Sim. Ainda que tenha sido inesperado este vazamento, o uso político da situação é evidente.

As atitudes de Crivella diante da cultura negra da Rio também envolvem cálculo político? 

Para efeito de análise, cabe comparar as gestões de Crivella e de seu antecessor, Eduardo Paes. Paes, que foi o prefeito da cidade no contexto dos megaeventos, usava a diversidade artística e cultural presente na cidade como uma moeda para apresentar o Rio como uma capital moderna e cosmopolita. Crivella, por sua vez, age na direção contrária. Em diferentes ações, desde o início de seu mandato, vem se contrapondo a eventos, festividades, expressões culturais, artísticas e religiosas desse segmento urbano que se apresentava justamente sob a chave da diversidade. Assim, o baile charme, o Jongo da Serrinha, o Instituto dos Preto Novos, o Cais do Valongo, o samba, enfim, diversos patrimônios culturais e artísticos ligados à cultura negra e popular, perdem o financiamento ou o incentivo da prefeitura. É um cálculo arriscado, sem dúvida. Mas na vida política tal como está, o que importa é agradar à maioria ou a segmentos estrategicamente mais poderosos.

Como assim segmentos estrategicamente poderosos? 

Numa democracia representativa, na qual os políticos se elegem pelo voto de uma maioria, há sempre um interesse em cooptar a simpatia de um número maior da população. No entanto, quando isso não é imediatamente possível, a estratégia é agradar a grupos que, embora menos numerosos, são poderosos na difusão de uma imagem pública positiva àquele político.
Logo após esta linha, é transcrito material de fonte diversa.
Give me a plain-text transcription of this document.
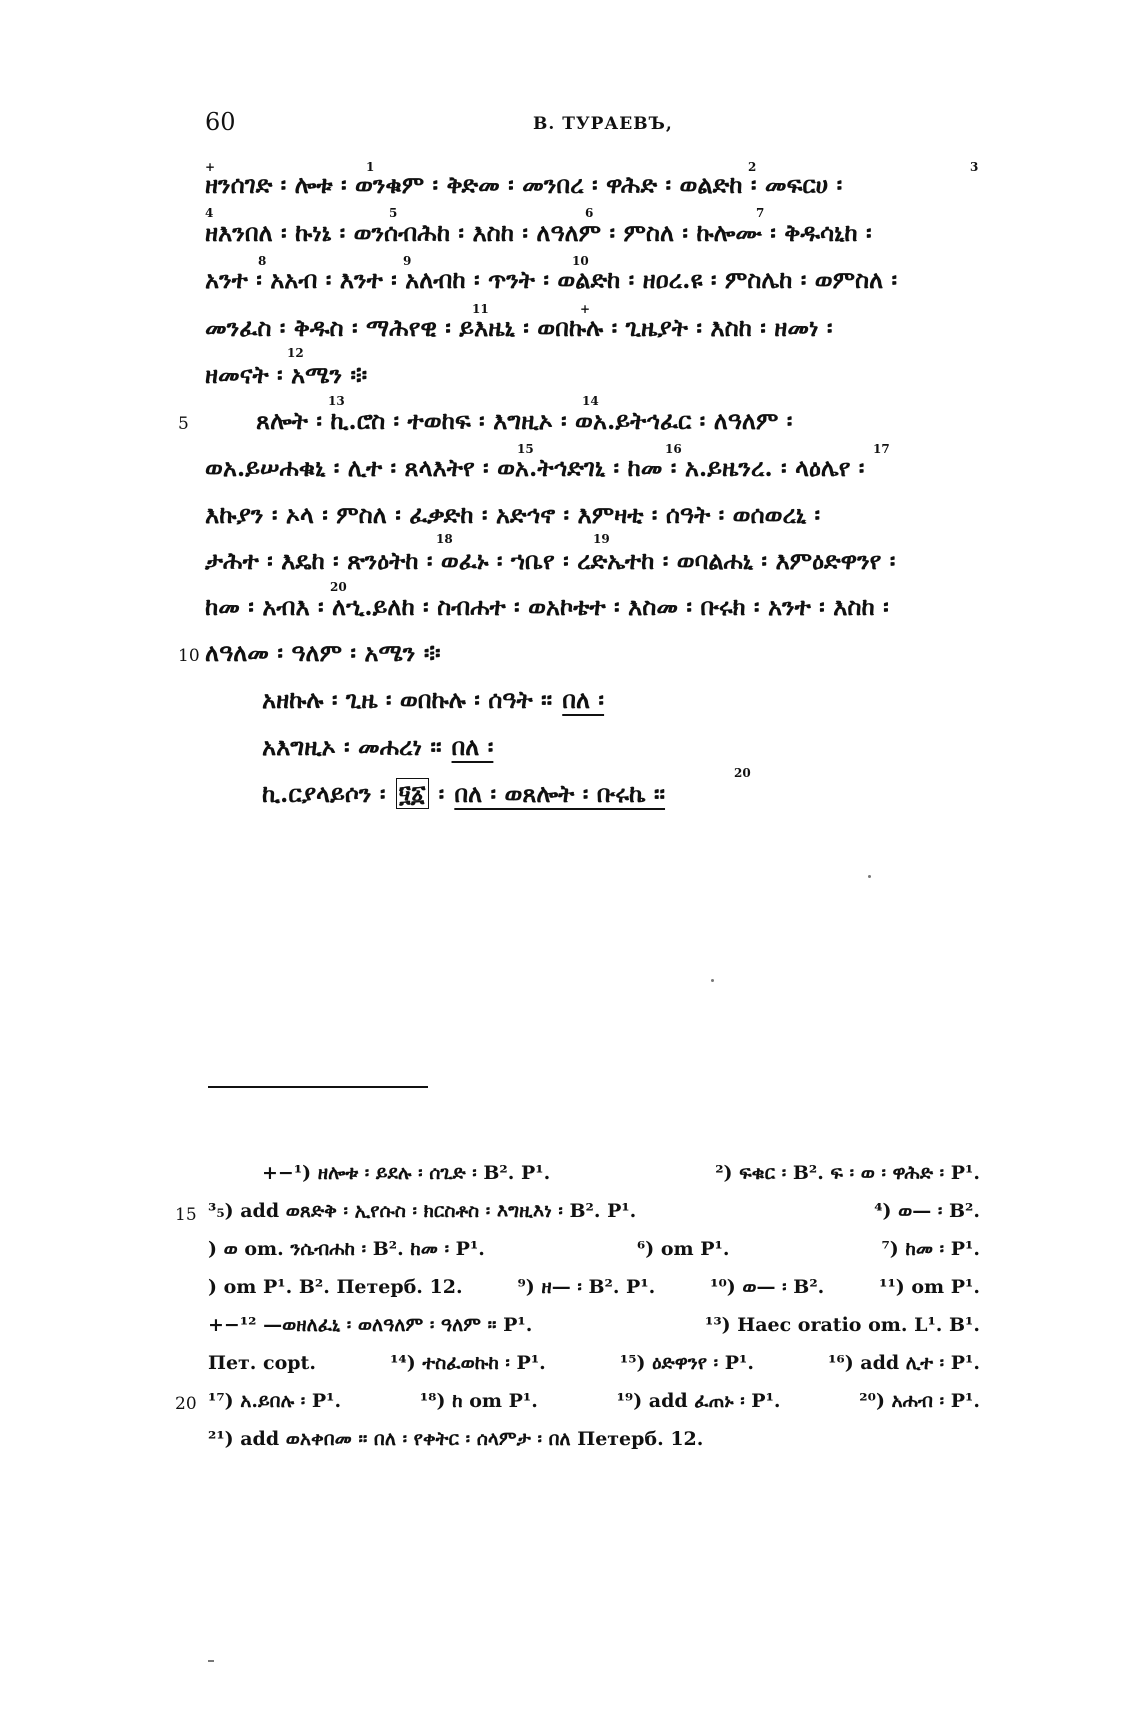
60	B. ТУРАЕВЪ,
+	1	2	3
4	5	6	7
8	9	10
11	+
12
13	14
15	16	17
18	19
20
ዘንሰገድ ፡ ሎቱ ፡ ወንቁም ፡ ቅድመ ፡ መንበረ ፡ ዋሕድ ፡ ወልድከ ፡ መፍርሀ ፡
ዘእንበለ ፡ ኩነኔ ፡ ወንሰብሕከ ፡ እስከ ፡ ለዓለም ፡ ምስለ ፡ ኩሎሙ ፡ ቅዱሳኒከ ፡
አንተ ፡ አአብ ፡ እንተ ፡ አለብከ ፡ ጥንት ፡ ወልድከ ፡ ዘዐረ.ዩ ፡ ምስሌከ ፡ ወምስለ ፡
መንፈስ ፡ ቅዱስ ፡ ማሕየዊ ፡ ይእዜኒ ፡ ወበኩሉ ፡ ጊዜያት ፡ እስከ ፡ ዘመነ ፡
ዘመናት ፡ አሜን ፨
5	ጸሎት ፡ ኪ.ሮስ ፡ ተወከፍ ፡ እግዚኦ ፡ ወአ.ይትኅፈር ፡ ለዓለም ፡
ወአ.ይሠሐቁኒ ፡ ሊተ ፡ ጸላእትየ ፡ ወአ.ትኅድገኒ ፡ ከመ ፡ አ.ይዜንረ. ፡ ላዕሌየ ፡
እኩያን ፡ ኦላ ፡ ምስለ ፡ ፈቃድከ ፡ አድኅኖ ፡ እምዛቲ ፡ ሰዓት ፡ ወሰወረኒ ፡
ታሕተ ፡ እዴከ ፡ ጽንዕትከ ፡ ወፈኑ ፡ ኀቤየ ፡ ረድኤተከ ፡ ወባልሐኒ ፡ እምዕድዋንየ ፡
ከመ ፡ አብእ ፡ ለኂ.ይለከ ፡ ስብሐተ ፡ ወአኮቴተ ፡ እስመ ፡ ቡሩክ ፡ አንተ ፡ እስከ ፡
10 ለዓለመ ፡ ዓለም ፡ አሜን ፨
አዘኩሉ ፡ ጊዜ ፡ ወበኩሉ ፡ ሰዓት ። በለ ፡
አእግዚኦ ፡ መሐረነ ። በለ ፡
ኪ.ርያላይሶን ፡ ፶፩ ፡ በለ ፡ ወጸሎት ፡ ቡሩኬ ።
20
+−¹) ዘሎቱ ፡ ይደሉ ፡ ሰጊድ ፡ B². P¹.	²) ፍቁር ፡ B². ፍ ፡ ወ ፡ ዋሕድ ፡ P¹.
15 ³₅) add ወጸድቅ ፡ ኢየሱስ ፡ ክርስቶስ ፡ እግዚእነ ፡ B². P¹.	⁴) ወ— ፡ B².
) ወ om. ንሴብሐከ ፡ B². ከመ ፡ P¹.	⁶) om P¹.	⁷) ከመ ፡ P¹.
) om P¹. B². Петерб. 12.	⁹) ዘ— ፡ B². P¹.	¹⁰) ወ— ፡ B².	¹¹) om P¹.
+−¹² —ወዘለፈኒ ፡ ወለዓለም ፡ ዓለም ። P¹.	¹³) Haec oratio om. L¹. B¹.
Пет. copt.	¹⁴) ተስፈወኩከ ፡ P¹.	¹⁵) ዕድዋንየ ፡ P¹.	¹⁶) add ሊተ ፡ P¹.
20 ¹⁷) አ.ይበሉ ፡ P¹.	¹⁸) ከ om P¹.	¹⁹) add ፈጠኑ ፡ P¹.	²⁰) አሐብ ፡ P¹.
²¹) add ወአቀበመ ። በለ ፡ የቀትር ፡ ሰላምታ ፡ በለ Петерб. 12.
Esses grupos poderosos em termos econômicos produzem visibilidade, financiamentos e favorecimentos vários, sem falar no apoio político estritamente.
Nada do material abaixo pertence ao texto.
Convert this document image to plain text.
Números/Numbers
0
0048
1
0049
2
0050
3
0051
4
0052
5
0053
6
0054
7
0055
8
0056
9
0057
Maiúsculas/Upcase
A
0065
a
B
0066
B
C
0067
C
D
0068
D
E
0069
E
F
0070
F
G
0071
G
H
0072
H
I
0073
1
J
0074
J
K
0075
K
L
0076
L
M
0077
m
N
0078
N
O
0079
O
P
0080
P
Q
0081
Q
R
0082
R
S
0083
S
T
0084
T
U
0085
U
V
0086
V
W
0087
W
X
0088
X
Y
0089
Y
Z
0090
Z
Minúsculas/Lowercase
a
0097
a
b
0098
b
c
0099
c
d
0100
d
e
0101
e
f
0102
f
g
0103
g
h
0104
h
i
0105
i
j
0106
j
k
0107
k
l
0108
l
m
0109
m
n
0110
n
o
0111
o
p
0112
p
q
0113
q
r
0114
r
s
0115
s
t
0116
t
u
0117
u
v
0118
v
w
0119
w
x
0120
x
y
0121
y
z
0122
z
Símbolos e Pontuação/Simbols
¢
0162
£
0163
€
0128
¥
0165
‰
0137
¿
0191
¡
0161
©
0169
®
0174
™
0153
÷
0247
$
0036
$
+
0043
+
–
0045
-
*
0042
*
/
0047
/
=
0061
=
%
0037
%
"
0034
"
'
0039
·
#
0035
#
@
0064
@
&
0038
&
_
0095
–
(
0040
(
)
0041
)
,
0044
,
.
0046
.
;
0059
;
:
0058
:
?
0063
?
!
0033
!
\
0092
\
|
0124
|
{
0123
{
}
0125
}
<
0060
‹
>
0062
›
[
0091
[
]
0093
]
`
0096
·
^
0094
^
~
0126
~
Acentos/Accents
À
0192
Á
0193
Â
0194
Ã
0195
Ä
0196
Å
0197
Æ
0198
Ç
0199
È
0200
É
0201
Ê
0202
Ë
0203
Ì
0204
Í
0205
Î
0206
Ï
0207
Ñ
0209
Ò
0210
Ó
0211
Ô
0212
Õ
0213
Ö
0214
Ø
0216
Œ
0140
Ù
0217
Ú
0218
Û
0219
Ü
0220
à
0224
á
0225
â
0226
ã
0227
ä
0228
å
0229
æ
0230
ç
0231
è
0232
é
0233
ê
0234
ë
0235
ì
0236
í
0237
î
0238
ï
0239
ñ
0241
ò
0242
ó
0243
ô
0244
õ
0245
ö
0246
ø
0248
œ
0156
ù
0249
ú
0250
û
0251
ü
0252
Poderia dar exemplos desses grupos? 

No caso do prefeito Crivella, o grupo com o qual ele vem, evidentemente, buscando maior comunicação é o evangélico. Outros segmentos com os quais observamos uma aliança, tanto na campanha quanto durante o mandato, é o empresariado do turismo e do setor imobiliário, conforme estamos acompanhando em pesquisa realizada no Departamento de Sociologia da UFF. O segmento gospel foi defendido por Crivella desde seu mandato como senador. Os atores envolvidos com este mercado, que vem crescendo de modo acentuado há, pelo menos, dez anos, buscam afirmar o gospel como uma forma de expressão cultural brasileira. As ações de Crivella à frente da prefeitura, de modo direto ou indireto, tentam contribuir nessa direção. O apagamento da cultura negra e identificada como popular e de rua está relacionada a esta agenda que mistura religião, cultura e economia.

Como Crivella deve se posicionar nas eleições deste ano? 

Ele vem atuando para o fortalecimento de seu partido, o PRB, haja vista que nessa reunião secreta estava a seu lado o pré-candidato a deputado federal pelo PRB Rubens Teixeira, ex-secretário de Transporte de sua gestão. No entanto, o sucesso de seu apoio ao candidato para governador Índio da Costa vai ser muito desafiado. Em primeiro lugar, porque há outros candidatos mais expressivos e com larga trajetória na administração pública do Rio de Janeiro. Paralelamente a isso, são vários os líderes evangélicos de grande peso que têm se articulado em torno de outros nomes. Esses líderes têm visibilidade e reúnem uma grande população evangélica em suas igrejas. Por exemplo, duas importantes lideranças da Assembleia de Deus no Rio, o pastor Silas Malafaia e o bispo Manuel Ferreira, declararam seu apoio a Eduardo Paes. Outro candidato a disputar o público evangélico será Anthony Garotinho, ex-governador do Rio. Vamos acompanhar quem vai ganhar a queda de braço em torno do eleitorado evangélico e qual será o sucesso relativo de Crivella e da Universal neste jogo. O desejo comum, é claro, seria que a disputa por um quinhão no poder fosse solapada por um político que visasse ao bem comum. É muito importante participar ativamente do pleito. A política é um importante meio público de interferência na vida coletiva.